2.2 Example Run
In this example, we will run a fully automated single-cell analysis on six 10X samples using scFlow. The input sparse matrices are the standard feature-barcode files generated by CellRanger. These are a small, artificial dataset generated from mouse brain data.
2.2.1 Getting Started
2.2.1.1 Install NextFlow
To get started, first install the latest version of NextFlow (>20.10) according to the installation instructions.
2.2.1.2 Download the Example Dataset
Next, create a folder for the analysis called scFlowExample
. Inside this folder, generate a conf
sub-folder for storing configuration files, and a refs
folder for reference files.
The sparse matrices for the example dataset are available in the scFlowExample folder in this Google Bucket: <https://console.cloud.google.com/storage/browser/scflowexamplegcp> . Save these files to your preferred location – we tend to keep these sparse matrices in a separate storage location for sequencing data.
Next, download the Manifest.txt
and SampleSheet.tsv
files from and to the refs
folder. Finally, download the scflow_analysis.config
and reddim_genes.yml
files from and to the conf
folder.
Your analysis folder scFlowExample
should now have this structure: -
.
├── conf
│ ├── reddim_genes.yml
│ └── scflow_analysis.config
└── refs
├── Manifest.txt └── SampleSheet.tsv
2.2.1.3 Edit the Manifest File
The Manifest.txt
file should include absolute paths to the sparse matrix containing folders. Edit these locations to reflect the locations of the files downloaded in the previous step, e.g.
key | filepath |
---|---|
tipif | /foo/bar/scflowexamplegcp/scFlowExample/individual_1 |
jarul | /foo/bar/scflowexamplegcp/scFlowExample/individual_2 |
zoham | /foo/bar/scflowexamplegcp/scFlowExample/individual_3 |
sibod | /foo/bar/scflowexamplegcp/scFlowExample/individual_4 |
limuz | /foo/bar/scflowexamplegcp/scFlowExample/individual_5 |
horud | /foo/bar/scflowexamplegcp/scFlowExample/individual_6 |
2.2.1.4 Download Additional Resources
The automated cell-type annotation reference files can be downloaded from the Google Bucket scFlowResources/refs/ctd
. An ensembl_mappings.tsv
file can be downloaded from the Google Bucket in the scFlowResources/src/ensembl-ids
folder. These resources are common for different analyses and can be saved in a generic location outside of the analysis folder.

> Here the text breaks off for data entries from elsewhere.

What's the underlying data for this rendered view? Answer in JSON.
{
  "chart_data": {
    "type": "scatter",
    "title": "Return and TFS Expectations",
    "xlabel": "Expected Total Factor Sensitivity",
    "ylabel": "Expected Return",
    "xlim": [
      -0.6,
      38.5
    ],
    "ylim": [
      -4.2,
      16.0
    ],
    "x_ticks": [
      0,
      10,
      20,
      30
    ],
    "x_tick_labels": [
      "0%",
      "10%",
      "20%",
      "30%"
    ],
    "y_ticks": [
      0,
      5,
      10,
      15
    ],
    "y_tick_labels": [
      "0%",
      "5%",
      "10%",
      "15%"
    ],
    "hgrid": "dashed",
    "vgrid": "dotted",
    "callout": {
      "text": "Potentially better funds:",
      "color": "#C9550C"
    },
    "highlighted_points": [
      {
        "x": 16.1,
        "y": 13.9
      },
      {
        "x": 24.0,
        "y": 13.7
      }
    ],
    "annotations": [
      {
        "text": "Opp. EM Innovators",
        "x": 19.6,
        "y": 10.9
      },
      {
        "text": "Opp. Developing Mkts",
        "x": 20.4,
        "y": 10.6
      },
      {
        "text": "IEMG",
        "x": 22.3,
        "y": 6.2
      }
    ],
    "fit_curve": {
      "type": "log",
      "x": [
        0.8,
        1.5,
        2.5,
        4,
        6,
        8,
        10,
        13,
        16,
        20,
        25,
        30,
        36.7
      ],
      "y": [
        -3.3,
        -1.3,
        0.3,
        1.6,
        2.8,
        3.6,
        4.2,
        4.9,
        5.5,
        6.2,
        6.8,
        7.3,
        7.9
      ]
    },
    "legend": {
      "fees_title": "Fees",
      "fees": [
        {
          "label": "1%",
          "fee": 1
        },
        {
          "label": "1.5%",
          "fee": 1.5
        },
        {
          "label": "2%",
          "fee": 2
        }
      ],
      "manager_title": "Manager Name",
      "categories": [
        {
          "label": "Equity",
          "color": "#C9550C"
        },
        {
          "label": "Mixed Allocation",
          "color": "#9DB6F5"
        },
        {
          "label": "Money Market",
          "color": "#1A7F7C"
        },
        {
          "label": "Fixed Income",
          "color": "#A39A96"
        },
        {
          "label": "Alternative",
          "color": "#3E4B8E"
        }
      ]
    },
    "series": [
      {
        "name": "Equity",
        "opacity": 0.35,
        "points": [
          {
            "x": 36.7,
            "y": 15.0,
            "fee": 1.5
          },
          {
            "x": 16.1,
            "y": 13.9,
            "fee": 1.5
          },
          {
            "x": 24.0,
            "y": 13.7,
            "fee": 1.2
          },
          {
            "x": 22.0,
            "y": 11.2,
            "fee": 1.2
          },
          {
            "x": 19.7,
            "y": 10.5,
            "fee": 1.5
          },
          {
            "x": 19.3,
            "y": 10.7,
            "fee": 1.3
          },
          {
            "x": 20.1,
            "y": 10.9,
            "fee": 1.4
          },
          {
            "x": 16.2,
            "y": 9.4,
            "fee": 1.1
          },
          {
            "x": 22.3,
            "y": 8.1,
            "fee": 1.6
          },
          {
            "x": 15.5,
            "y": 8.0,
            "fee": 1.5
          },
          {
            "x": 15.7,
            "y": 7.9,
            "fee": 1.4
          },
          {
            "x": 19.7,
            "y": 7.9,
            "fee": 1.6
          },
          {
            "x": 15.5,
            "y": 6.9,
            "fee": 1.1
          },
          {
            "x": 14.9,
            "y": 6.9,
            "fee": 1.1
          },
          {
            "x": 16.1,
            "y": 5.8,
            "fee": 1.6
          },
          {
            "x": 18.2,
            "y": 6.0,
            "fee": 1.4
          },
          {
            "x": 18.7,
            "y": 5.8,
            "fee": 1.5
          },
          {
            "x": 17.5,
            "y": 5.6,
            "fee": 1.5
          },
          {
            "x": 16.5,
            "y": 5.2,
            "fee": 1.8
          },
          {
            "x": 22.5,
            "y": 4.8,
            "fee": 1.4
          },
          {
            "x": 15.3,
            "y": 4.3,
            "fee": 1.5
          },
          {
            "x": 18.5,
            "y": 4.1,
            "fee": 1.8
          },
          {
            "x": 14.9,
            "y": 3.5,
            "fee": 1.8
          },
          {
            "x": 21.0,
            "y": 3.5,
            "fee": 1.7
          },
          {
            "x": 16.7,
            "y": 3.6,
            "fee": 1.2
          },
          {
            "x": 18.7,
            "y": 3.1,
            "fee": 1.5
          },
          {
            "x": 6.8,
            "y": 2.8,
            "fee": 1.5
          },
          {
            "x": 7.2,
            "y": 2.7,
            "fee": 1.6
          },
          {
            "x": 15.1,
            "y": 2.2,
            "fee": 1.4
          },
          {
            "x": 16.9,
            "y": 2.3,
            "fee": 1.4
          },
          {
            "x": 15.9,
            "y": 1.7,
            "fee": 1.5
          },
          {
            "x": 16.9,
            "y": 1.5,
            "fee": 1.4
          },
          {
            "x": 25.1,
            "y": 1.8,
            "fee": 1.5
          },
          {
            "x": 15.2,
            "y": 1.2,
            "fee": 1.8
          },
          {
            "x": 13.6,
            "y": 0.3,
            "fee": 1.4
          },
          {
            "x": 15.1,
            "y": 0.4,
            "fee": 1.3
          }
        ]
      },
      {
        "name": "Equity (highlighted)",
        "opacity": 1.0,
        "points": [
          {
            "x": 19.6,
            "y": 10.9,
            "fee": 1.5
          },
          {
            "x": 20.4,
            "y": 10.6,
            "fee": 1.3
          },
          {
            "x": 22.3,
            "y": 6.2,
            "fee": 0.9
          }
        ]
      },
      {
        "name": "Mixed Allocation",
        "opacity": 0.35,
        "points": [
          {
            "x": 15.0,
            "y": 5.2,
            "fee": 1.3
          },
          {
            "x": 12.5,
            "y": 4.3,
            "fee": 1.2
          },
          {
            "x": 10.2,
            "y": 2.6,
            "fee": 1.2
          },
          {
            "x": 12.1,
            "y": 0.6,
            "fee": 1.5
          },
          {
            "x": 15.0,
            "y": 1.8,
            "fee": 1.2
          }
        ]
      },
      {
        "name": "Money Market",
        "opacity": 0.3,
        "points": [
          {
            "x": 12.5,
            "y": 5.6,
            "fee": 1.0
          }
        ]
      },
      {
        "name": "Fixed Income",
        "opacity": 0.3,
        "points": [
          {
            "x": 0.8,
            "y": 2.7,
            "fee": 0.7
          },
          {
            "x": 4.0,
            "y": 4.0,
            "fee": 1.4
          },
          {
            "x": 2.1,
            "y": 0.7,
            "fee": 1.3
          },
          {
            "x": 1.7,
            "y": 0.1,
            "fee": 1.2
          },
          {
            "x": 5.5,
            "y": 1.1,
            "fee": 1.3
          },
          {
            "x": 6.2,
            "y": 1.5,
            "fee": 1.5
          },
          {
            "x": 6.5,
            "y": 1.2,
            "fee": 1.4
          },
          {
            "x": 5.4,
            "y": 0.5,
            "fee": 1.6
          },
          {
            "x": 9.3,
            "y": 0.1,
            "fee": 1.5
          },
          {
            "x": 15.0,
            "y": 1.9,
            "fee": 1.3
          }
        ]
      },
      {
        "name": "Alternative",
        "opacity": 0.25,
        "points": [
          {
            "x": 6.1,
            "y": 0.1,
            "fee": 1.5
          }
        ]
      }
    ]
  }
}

To override the default parameter values with these locations, we will use a custom configuration file. Create a file with a .config
extension (e.g. my_scflow.config
) and add the locations, e.g.
params {
ensembl_mappings = "/foo/bar/scFlowResources/src/ensembl-ids/ensembl_mappings.tsv"
ctd_folder = "/foo/bar/scFlowResources/refs/ctd"
}
2.2.2 Setting up Nextflow
2.2.2.1 Enable Nextflow Tower
Nextflow Tower is an optional – though highly recommended – add-on for Nextflow. It provides a number of features including powerful real-time monitoring of workflows, and is useful for troubleshooting. Simply register for an account at tower.nf/login and obtain a token. Nextflow tower can be enabled for your scFlow run by appending the following to your custom configuration file above: -
tower {
accessToken = 'insertyourtokenhere'
enabled = true
}
2.2.2.2 Infrastructure Configuration
Further details on infrastructure configuration, including example config files, are available at the nf-core/configs github repository. Finer details on individual parameters are available in the Nextflow documentation here.
2.2.3 First Run
The analysis can now be run with the custom parameters and configuration options attached with the -c
parameter. For convenience, a bash script can be used: -
#!/bin/sh
nextflow run combiz/nf-core-scflow \
-c ./conf/scflow_analysis.config \
-c ~/combiz_config/imperial_dri.config \
-c ~/combiz_config/my_scflow.config \
-resume
In this example dataset, the “filtered” feature-barcode matrices are used; as such, ambient RNA profiling has already been performed by CellRanger so this step can be skipped in scFlow.